Over the next 10 years the number of patients being cared for rose to 1’768 inpatients and 6’121 outpatients.
In 1893 a Nurses Home was erected in the grounds. The Infirmary was further extended in 1897 when the Victoria Wing was built to commemorate the diamond jubilee of the Queen. The Mayor, Fred Baynes, laid the foundation stone for this building. This new wing contained, among other things, an Operating Theatre and Sterilising Room, Anaesthetic Room, Recovery Room, and a new ward on the first floor. Further extensions were made in 1908, which included space for 14 more beds, the total number of beds had now reached 130.
On the 21st of April 1914 by a decree of King George V, the word Royal was officially added to the title, it was, in future to be known as The Blackburn and East Lancashire Royal Infirmary.
In later years many alterations took place and the look of the Infirmary changed dramatically. However there was no more room for expansion and it was decided that the Infirmary would have to move from the site it had occupied for almost 150 years and a new super complex began to be built at Queens park on the site of the old workhouse.
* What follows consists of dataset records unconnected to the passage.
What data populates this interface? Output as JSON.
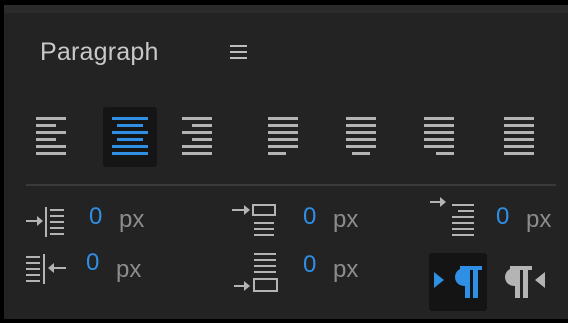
{
  "panel": {
    "title": "Paragraph",
    "menu_icon": "hamburger-menu-icon"
  },
  "alignment": {
    "buttons": [
      {
        "name": "align-left-icon",
        "selected": false
      },
      {
        "name": "align-center-icon",
        "selected": true
      },
      {
        "name": "align-right-icon",
        "selected": false
      },
      {
        "name": "justify-last-left-icon",
        "selected": false
      },
      {
        "name": "justify-last-center-icon",
        "selected": false
      },
      {
        "name": "justify-last-right-icon",
        "selected": false
      },
      {
        "name": "justify-all-icon",
        "selected": false
      }
    ],
    "selected_color": "#2f8fe4",
    "icon_color": "#b4b4b4"
  },
  "spacing": {
    "indent_left": {
      "value": "0",
      "unit": "px"
    },
    "first_line_indent": {
      "value": "0",
      "unit": "px"
    },
    "space_before": {
      "value": "0",
      "unit": "px"
    },
    "indent_right": {
      "value": "0",
      "unit": "px"
    },
    "space_after": {
      "value": "0",
      "unit": "px"
    },
    "value_color": "#2f8fe4"
  },
  "direction": {
    "ltr": {
      "icon": "ltr-paragraph-icon",
      "selected": true
    },
    "rtl": {
      "icon": "rtl-paragraph-icon",
      "selected": false
    }
  }
}
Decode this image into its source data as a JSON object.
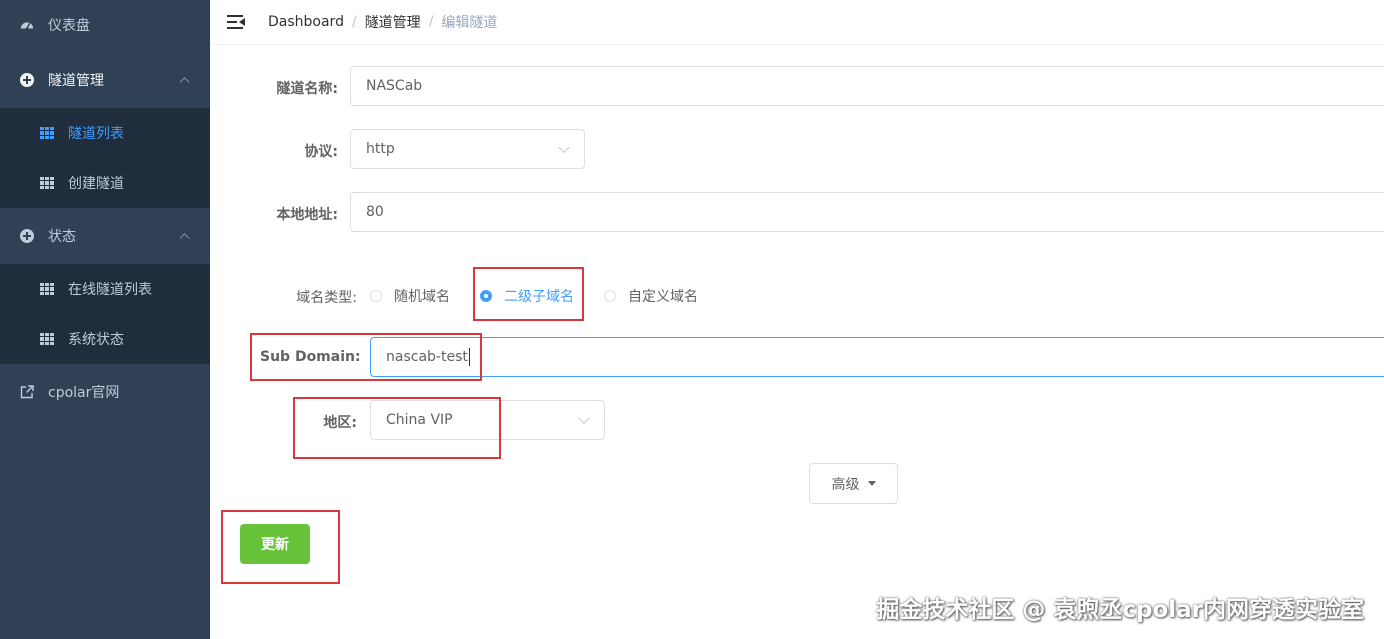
{
  "sidebar": {
    "dashboard": "仪表盘",
    "tunnel_mgmt": "隧道管理",
    "tunnel_list": "隧道列表",
    "create_tunnel": "创建隧道",
    "status": "状态",
    "online_tunnels": "在线隧道列表",
    "system_status": "系统状态",
    "cpolar_site": "cpolar官网"
  },
  "breadcrumb": {
    "home": "Dashboard",
    "section": "隧道管理",
    "current": "编辑隧道",
    "separator": "/"
  },
  "form": {
    "tunnel_name_label": "隧道名称:",
    "tunnel_name_value": "NASCab",
    "protocol_label": "协议:",
    "protocol_value": "http",
    "local_addr_label": "本地地址:",
    "local_addr_value": "80",
    "domain_type_label": "域名类型:",
    "domain_type_options": [
      "随机域名",
      "二级子域名",
      "自定义域名"
    ],
    "domain_type_selected": "二级子域名",
    "subdomain_label": "Sub Domain:",
    "subdomain_value": "nascab-test",
    "region_label": "地区:",
    "region_value": "China VIP",
    "advanced_label": "高级",
    "update_label": "更新"
  },
  "watermark": "掘金技术社区 @ 袁煦丞cpolar内网穿透实验室",
  "colors": {
    "sidebar_bg": "#304156",
    "submenu_bg": "#1f2d3d",
    "active": "#409eff",
    "success": "#67c23a",
    "highlight_border": "#d9363e"
  }
}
By July 2006 most of the services had moved to the new Hospital, which was to retain its Royal status and be known as The Royal Blackburn Hospital the building was officially opened on 8th July 2006.
The site of the Infirmary was sold to Barratt Homes, who got planning permission to build 253 homes on the site, at first it was thought that much of the old part of the Infirmary would be retained and turned into apartments but an Heritage Assessment deemed that the early buildings had been so much altered and built upon resulting in a loss of both external and internal detail that they do not warrant retention in any future development scheme.
It was decided that The War Memorial wing would be the only portion that would be retained.